US Marines activate first littoral anti-air battalion

The US Marine Corps administratively activated its first Littoral Anti-Air Battalion, the 3rd LAAB, in a small ceremony aboard US Marine Corps Base Hawaii on 11 February.

US Marine Corps

While the unit is not envisioned to be fully operational for several years, the ceremony marks one of the first steps in the Marine Corps’ Force Design 2030 modernization effort.

Photo: US Marine Corps

“The administrative activation of 3rd LAAB sets leadership in place and allows the unit to manage existing facilities and equipment previously managed by the recently de-activated 2nd Battalion, 3rd Marine Regiment. Activation also facilitates wargaming and experimentation to better define unit requirements and employment concepts in support of the Marine Corps’ Force Design modernization goals,” according to the press statement.

As designed, 3rd LAAB will serve as a subordinate unit to the future 3rd Marine Littoral Regiment, or 3rd MLR. While the details of how the LAAB will operate are still in development, the Marine Corps envisions the LAAB providing critical support and protection for small teams of MLR Marines distributed across wide areas of the Pacific region.

“Force Design creates advantages by having Marines think, act and organize in new ways,” said Lt. Col. James Arnold, 3rd LAAB commanding officer.

“The capabilities formerly only found in the Wing that the LAAB will bring to the MLR commander used to require three different units that directly worked for an aviation commander. As envisioned with Force Design, this capability will now be organic to the tactical ground commander.”

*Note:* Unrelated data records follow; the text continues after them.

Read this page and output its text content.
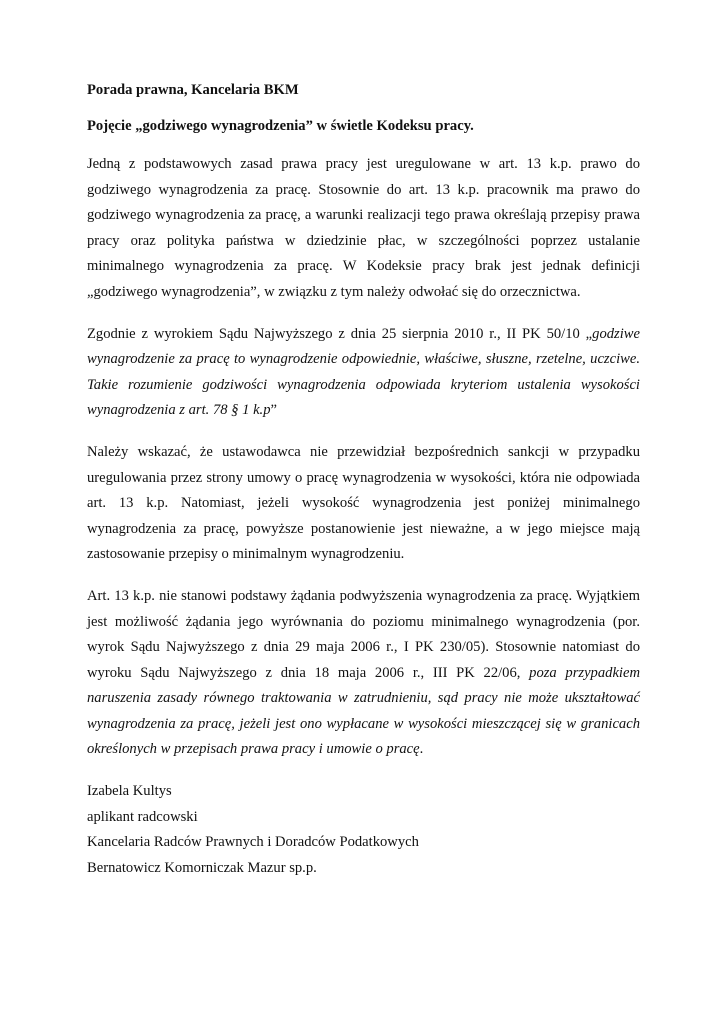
Porada prawna, Kancelaria BKM

Pojęcie „godziwego wynagrodzenia” w świetle Kodeksu pracy.

Jedną z podstawowych zasad prawa pracy jest uregulowane w art. 13 k.p. prawo do godziwego wynagrodzenia za pracę. Stosownie do art. 13 k.p. pracownik ma prawo do godziwego wynagrodzenia za pracę, a warunki realizacji tego prawa określają przepisy prawa pracy oraz polityka państwa w dziedzinie płac, w szczególności poprzez ustalanie minimalnego wynagrodzenia za pracę. W Kodeksie pracy brak jest jednak definicji „godziwego wynagrodzenia”, w związku z tym należy odwołać się do orzecznictwa.

Zgodnie z wyrokiem Sądu Najwyższego z dnia 25 sierpnia 2010 r., II PK 50/10 „godziwe wynagrodzenie za pracę to wynagrodzenie odpowiednie, właściwe, słuszne, rzetelne, uczciwe. Takie rozumienie godziwości wynagrodzenia odpowiada kryteriom ustalenia wysokości wynagrodzenia z art. 78 § 1 k.p”

Należy wskazać, że ustawodawca nie przewidział bezpośrednich sankcji w przypadku uregulowania przez strony umowy o pracę wynagrodzenia w wysokości, która nie odpowiada art. 13 k.p. Natomiast, jeżeli wysokość wynagrodzenia jest poniżej minimalnego wynagrodzenia za pracę, powyższe postanowienie jest nieważne, a w jego miejsce mają zastosowanie przepisy o minimalnym wynagrodzeniu.

Art. 13 k.p. nie stanowi podstawy żądania podwyższenia wynagrodzenia za pracę. Wyjątkiem jest możliwość żądania jego wyrównania do poziomu minimalnego wynagrodzenia (por. wyrok Sądu Najwyższego z dnia 29 maja 2006 r., I PK 230/05). Stosownie natomiast do wyroku Sądu Najwyższego z dnia 18 maja 2006 r., III PK 22/06, poza przypadkiem naruszenia zasady równego traktowania w zatrudnieniu, sąd pracy nie może ukształtować wynagrodzenia za pracę, jeżeli jest ono wypłacane w wysokości mieszczącej się w granicach określonych w przepisach prawa pracy i umowie o pracę.

Izabela Kultys
aplikant radcowski
Kancelaria Radców Prawnych i Doradców Podatkowych
Bernatowicz Komorniczak Mazur sp.p.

Although 3rd LAAB is a new unit, its mission of air defense, air surveillance and early warning, air control, and forward arming and refueling is not new to the Marine Corps. What is new is how the Marines envision organizing and employing the battalion.

The 3rd Light Anti-Aircraft Battalion was activated Dec. 19, 1938 and was re-designated as 3rd Defense Battalion in 1939. After the unit relocated in May 1940 to Pearl Harbor, Territory of Hawaii, it saw action in the attack on Pearl Harbor, and fought in the battles of Midway, Guadalcanal, the Northern Solomon Islands, and Bougainville.

The unit was officially de-activated in September 1994 as the Marine Corps divested its medium-range air defense capability.

“Now the activation ceremony for 3rd LAAB represents a historical milestone, as the unit inherits the official Marine Corps history and lineage of a Marine anti-air unit that saw action from World War II to Desert Shield and Desert Storm,” the officials concluded.